Treading the heat and grime of grassroots politics is 28-year-old Balasaheb Darade, who is contesting as an independent candidate from the Pangradole constituency in the Buldhana district council polls scheduled for February 7.
"I am focussing on three key aspects -- rural development, youth empowerment and changing the attitude of people -- if they want to see change, they must change themselves," said Darade, who came back to India last year.
Born in Parda village, Darade was educated here and in other parts of the state before joining the University of Cincinnati, US, from where he completed his masters in nanotechnology.
"I had always been keen on research, especially nano in solar cells. My work got me a consultancy assignment with NASA and I worked on the Mars Rover Project on nano solar cells," he said.
Darade always longed to return to his town and do something for people's upliftment -- almost like Shah Rukh Khan in the movie Swades.
During his stay in the US till August 2011, Darade keenly watched and drummed up support for social activist Anna Hazare's anti-corruption crusade. He also came in contact with spiritual guru Sri Sri Ravi Shankar in the US and met former president APJ Abdul Kalam on several occasions.
He even formulated plans for a revamp of villages partly by incorporating Hazare's Ralegan-Siddhi model village principles.
"I launched the Shankar Rural Transformation Project (SRTP) in 20 villages in the Vidarbha region, plagued by farmland suicides, huge unemployment and consequent problems, and depression among the people who feel they have no future," he said.

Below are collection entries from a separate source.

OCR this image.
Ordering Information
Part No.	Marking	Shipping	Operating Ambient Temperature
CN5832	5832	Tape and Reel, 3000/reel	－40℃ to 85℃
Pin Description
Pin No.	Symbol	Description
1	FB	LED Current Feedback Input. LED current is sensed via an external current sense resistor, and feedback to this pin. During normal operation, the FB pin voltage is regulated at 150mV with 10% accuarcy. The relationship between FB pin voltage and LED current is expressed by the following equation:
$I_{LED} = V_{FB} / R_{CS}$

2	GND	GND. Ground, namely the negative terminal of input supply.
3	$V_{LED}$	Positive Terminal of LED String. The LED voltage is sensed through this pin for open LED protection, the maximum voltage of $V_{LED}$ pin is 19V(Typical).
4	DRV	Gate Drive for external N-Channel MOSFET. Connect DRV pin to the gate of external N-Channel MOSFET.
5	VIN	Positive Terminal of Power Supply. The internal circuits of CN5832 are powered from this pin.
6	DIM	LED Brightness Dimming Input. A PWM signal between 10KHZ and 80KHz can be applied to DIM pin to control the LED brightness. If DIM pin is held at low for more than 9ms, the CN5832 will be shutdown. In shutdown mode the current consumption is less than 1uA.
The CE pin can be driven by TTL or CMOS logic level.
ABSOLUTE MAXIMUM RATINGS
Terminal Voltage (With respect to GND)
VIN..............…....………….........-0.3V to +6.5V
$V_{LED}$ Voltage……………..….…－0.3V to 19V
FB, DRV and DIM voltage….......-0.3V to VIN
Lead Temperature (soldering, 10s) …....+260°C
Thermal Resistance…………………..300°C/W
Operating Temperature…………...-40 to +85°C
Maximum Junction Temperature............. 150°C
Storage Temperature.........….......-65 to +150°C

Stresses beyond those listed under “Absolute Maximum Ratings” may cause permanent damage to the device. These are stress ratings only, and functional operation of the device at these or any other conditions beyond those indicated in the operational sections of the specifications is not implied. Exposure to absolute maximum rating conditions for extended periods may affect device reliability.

Initially hoping to contest the state legislature elections in 2014, it was barely two weeks ago that Darade decided to take the plunge into the local body polls -- which he said would enable him to study and understand deeply the problems afflicting the rural, agro-based state economy and people's plight.
Darade has been allotted a 'cup and saucer' election symbol, but says he is not bothered about 'token symbolism'. Instead, he wants to involve the masses in a big way and put them on the path to progress and prosperity.